Saturday, May 14, 2005

They came for Wal-Mart and I did not speak out, because I was not Wal-Mart; they came for Target and I did not speak out...


Flagstaff has a ballot initiative Tuesday against Wal-Mart’s proposed expansion of its local store. Wal-Mart ran an ad equating this attempt to restrict the rights of Flagstaffians to shop as they please with book-burning. Wal-Mart has had to apologize, not because the comparison was both laughable and odious, but because the particular book-burners in the photograph used in their ad (blurrily pictured here, pdf file, 200k) were Nazis in 1933 Berlin; if the book-burners had been Americans in the South, it would have been ok.
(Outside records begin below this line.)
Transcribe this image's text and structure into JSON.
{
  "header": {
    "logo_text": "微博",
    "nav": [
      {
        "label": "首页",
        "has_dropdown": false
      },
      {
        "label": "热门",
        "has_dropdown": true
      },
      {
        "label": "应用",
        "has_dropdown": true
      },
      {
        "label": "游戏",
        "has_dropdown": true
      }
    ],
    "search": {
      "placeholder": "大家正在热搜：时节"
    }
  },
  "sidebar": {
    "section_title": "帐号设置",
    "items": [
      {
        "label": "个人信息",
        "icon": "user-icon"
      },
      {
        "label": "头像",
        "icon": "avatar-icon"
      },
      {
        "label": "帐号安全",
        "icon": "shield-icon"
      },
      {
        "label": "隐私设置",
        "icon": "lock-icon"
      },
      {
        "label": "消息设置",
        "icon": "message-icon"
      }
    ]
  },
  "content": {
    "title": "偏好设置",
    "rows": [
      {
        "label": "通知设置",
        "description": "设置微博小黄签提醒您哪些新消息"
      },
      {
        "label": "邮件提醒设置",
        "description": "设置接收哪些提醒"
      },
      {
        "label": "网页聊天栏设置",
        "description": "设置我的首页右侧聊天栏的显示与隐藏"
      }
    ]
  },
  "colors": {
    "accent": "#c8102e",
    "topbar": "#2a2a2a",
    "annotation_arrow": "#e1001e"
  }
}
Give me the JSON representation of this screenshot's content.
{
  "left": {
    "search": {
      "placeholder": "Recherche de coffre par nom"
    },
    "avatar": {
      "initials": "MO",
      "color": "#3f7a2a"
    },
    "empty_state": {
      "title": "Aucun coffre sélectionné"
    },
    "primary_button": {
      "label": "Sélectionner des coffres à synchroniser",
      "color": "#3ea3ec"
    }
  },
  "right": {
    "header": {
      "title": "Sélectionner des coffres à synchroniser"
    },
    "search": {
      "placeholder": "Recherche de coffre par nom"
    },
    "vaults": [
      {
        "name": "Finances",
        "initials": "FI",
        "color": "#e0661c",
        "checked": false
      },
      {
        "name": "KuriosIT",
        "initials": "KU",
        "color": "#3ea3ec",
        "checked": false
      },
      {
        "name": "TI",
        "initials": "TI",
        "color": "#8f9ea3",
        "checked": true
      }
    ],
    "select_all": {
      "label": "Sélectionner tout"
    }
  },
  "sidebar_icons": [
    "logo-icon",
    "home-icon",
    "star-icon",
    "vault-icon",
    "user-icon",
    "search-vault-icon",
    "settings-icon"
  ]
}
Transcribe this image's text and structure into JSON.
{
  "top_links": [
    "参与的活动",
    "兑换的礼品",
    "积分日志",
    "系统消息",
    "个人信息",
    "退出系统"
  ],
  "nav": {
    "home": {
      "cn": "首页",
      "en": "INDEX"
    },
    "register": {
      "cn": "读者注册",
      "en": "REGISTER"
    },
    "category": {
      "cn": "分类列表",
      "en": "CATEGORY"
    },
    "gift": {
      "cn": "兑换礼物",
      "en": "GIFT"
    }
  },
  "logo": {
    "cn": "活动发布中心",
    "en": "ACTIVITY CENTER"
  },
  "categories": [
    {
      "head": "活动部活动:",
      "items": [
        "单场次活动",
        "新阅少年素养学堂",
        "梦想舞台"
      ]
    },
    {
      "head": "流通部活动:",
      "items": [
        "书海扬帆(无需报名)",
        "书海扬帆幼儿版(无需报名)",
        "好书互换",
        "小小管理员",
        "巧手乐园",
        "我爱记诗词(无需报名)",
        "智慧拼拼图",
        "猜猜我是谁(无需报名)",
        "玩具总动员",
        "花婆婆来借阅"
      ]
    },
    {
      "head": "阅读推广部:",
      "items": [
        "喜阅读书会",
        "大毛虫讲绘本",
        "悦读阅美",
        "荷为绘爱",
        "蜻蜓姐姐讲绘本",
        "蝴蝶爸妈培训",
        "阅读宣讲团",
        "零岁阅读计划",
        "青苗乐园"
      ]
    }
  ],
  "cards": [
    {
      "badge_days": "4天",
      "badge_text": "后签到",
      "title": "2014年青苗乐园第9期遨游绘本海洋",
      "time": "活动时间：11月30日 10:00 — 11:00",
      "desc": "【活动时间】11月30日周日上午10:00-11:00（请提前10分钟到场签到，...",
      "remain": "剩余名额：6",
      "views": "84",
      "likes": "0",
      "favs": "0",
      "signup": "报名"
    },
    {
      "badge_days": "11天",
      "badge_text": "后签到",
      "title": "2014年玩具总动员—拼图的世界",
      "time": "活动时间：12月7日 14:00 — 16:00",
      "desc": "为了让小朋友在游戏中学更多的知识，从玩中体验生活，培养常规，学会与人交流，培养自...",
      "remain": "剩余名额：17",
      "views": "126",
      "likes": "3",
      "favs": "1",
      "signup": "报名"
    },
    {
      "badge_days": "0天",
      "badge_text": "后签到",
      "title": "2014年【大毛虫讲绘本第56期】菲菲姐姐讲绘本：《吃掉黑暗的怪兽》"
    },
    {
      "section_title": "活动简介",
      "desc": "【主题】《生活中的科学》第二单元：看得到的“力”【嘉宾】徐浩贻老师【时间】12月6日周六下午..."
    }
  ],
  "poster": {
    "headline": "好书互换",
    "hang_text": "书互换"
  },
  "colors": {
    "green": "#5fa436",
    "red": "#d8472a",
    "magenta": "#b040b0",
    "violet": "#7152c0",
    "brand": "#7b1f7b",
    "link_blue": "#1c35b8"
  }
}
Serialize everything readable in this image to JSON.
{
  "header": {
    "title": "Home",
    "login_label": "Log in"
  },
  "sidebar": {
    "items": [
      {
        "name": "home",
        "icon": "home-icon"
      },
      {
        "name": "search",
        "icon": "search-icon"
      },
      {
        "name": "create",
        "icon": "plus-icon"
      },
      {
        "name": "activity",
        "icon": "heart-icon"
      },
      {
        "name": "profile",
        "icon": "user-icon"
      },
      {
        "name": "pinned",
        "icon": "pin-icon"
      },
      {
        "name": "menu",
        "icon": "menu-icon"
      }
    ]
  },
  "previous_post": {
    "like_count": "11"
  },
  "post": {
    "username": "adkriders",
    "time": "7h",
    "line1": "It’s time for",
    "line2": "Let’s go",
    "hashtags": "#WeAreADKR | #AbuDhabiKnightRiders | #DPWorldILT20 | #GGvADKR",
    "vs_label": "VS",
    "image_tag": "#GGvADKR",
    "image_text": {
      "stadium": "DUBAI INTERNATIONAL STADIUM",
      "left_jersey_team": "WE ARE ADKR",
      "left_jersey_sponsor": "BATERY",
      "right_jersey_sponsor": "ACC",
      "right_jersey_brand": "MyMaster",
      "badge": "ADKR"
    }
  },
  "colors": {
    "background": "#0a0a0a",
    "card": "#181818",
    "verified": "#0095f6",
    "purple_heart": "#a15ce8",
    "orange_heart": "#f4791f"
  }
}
According to the WaPo, other Wal-Mart ads have “included a picture of a child praying and a person with duct tape over her mouth.”

In a story about a Marine who won’t even be court-martialed for shooting two unarmed Iraqi prisoners, possibly in the back as they were kneeling, emptying his weapon, reloading, and firing 30 more rounds into their bodies, the WaPo saves the punchline for the last sentence: “Pantano continues to serve as a Marine training officer at Camp Lejeune, N.C., as he awaits a decision from Maj. Gen. Richard Huck, commander of the 2nd Marine Division in Iraq, on whether to drop charges.”